Friday, December 7, 2007

When Number 1 Isn’t First

Wanted to share some thoughts on a conference I attended in late October on the First Amendment sharing experiences with like-minded folks who wonder why #1 seems to have trouble even making the grade these days. The get-together was sponsored by ASNE – the American Society of Newspaper Editors – and included representatives from major newspapers, RTNDA, the Society for Professional Journalists, the Online News Association as well as musicians, library and free speech advocates. Needless to say, we all had similar ideas.

You should know these freedoms made possible by the founder’s vision of what America should stand for: freedom of speech, a free press, freedom to worship as we please, the freedom to assemble and the freedom to petition the government. It’s the “Fantastic Five” of liberties and a model for what so many around the world still admire about the American Idea even if they don’t like us much anymore.

It’s what gives conservatives like Rush Limbaugh the same access to our ears that Al Franken had, ratings notwithstanding. The First Amendment allows the folks responsible for Akron-area print layout and newscast stacking to make choices, such as what plays first? This went through my mind the end of October with the death of a six-year old Akron boy in a local house fire and the death of a Chagrin Falls co-ed in a Sunday North Carolina beach house blaze that killed her and six fellow college students.

These are the editorial decisions loaded with scrutiny; a young boy or a young woman? Both stories are tragic. One involved what firefighters believe is a pan of hot oil left over from frying chicken wings racing through an Akron home without smoke detectors; the other sparked on a deck and quickly racing through the beach house where college kids were relaxing away the weekend. Both avoidable with care, our hearts tell us, both horrible accidents ending young lives full of promise.

But what’s your lead? You’re in the news business so one story has to run first. Do you make your decision based on location? If so, Akron tops North Carolina. Is your primary consideration the date of the tragedy? You’ll be splitting some hairs on this. The Akron fatal fire came in the wee hours of a Sunday morning while the North Carolina blaze broke out late on a Sunday night. Is the story best told by pictures, and does the more spectacular scene of huge flames caught by citizen journalist aired on CNN trump the next-day photos of burned-out home shot by your weekend crew in Summit County?

The question not many want to ask, much less answer: do you base your decision on the makeup of the victim?

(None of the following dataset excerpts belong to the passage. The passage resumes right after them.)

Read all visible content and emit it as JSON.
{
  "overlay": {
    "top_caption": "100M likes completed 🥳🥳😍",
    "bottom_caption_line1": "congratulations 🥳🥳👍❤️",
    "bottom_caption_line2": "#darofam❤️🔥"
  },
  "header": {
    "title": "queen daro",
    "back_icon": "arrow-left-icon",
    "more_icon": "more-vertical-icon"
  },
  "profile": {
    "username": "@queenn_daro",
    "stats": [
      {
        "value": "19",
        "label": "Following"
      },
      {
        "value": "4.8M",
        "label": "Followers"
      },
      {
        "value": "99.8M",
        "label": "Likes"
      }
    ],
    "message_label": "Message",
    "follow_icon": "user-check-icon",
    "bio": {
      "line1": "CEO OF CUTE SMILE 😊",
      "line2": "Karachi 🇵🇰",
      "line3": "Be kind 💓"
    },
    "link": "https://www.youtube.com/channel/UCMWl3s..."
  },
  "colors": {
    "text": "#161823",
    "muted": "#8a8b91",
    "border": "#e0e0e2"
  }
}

The media has struggled with charges there is a caste system in place when telling stories of tragedy. The best example is the story of missing Mountain Brook, Alabama teen Natalie Holloway during a class trip in Aruba. Many, including myself, were critical of the tenor of the continuing coverage so prominently displaying the picture of blonde innocence as a poster for the story while so many other children – not so blonde, not so white, not from such an affluent area, weren’t worthy of the nightly talk show spotlights.

This case makes me wonder about the decision making process, too. Two families ripped by tragedy, one white and the other not-so-white. One with attractive photographs, the other without the graphics. One from a middle-upper class background (hey, it’s Chagrin Falls) and the other from another side of the tracks.

Does race matter? Does economic and social class matter?

What I believe matters is these decisions are made by flesh-and-blood human beings who (hopefully) take their jobs seriously and give deep thought to the stories of life-and-death that may not hit home for all but certainly rip apart the hearts of some. Our job is to present the stories of our lives to others; to provide information and context and sometimes to stimulate debate, even if it turns inward and we are called upon to exhibit the same transparency of our decision-making process we expect from others.

The First Amendment exists to give voice to those who may be shouted down by the majority; freedom of speech provides the protection that the government won’t use all of the power given to it by the people against opinion from the people. Freedom to worship as we see fit keeps others out of a most basic and personal communication: between ourselves and our God, who or whatever He or She may be. We have a right to lawful assembly because the business of the people is that important. This is important stuff for each and every one of us. It’s why it’s First.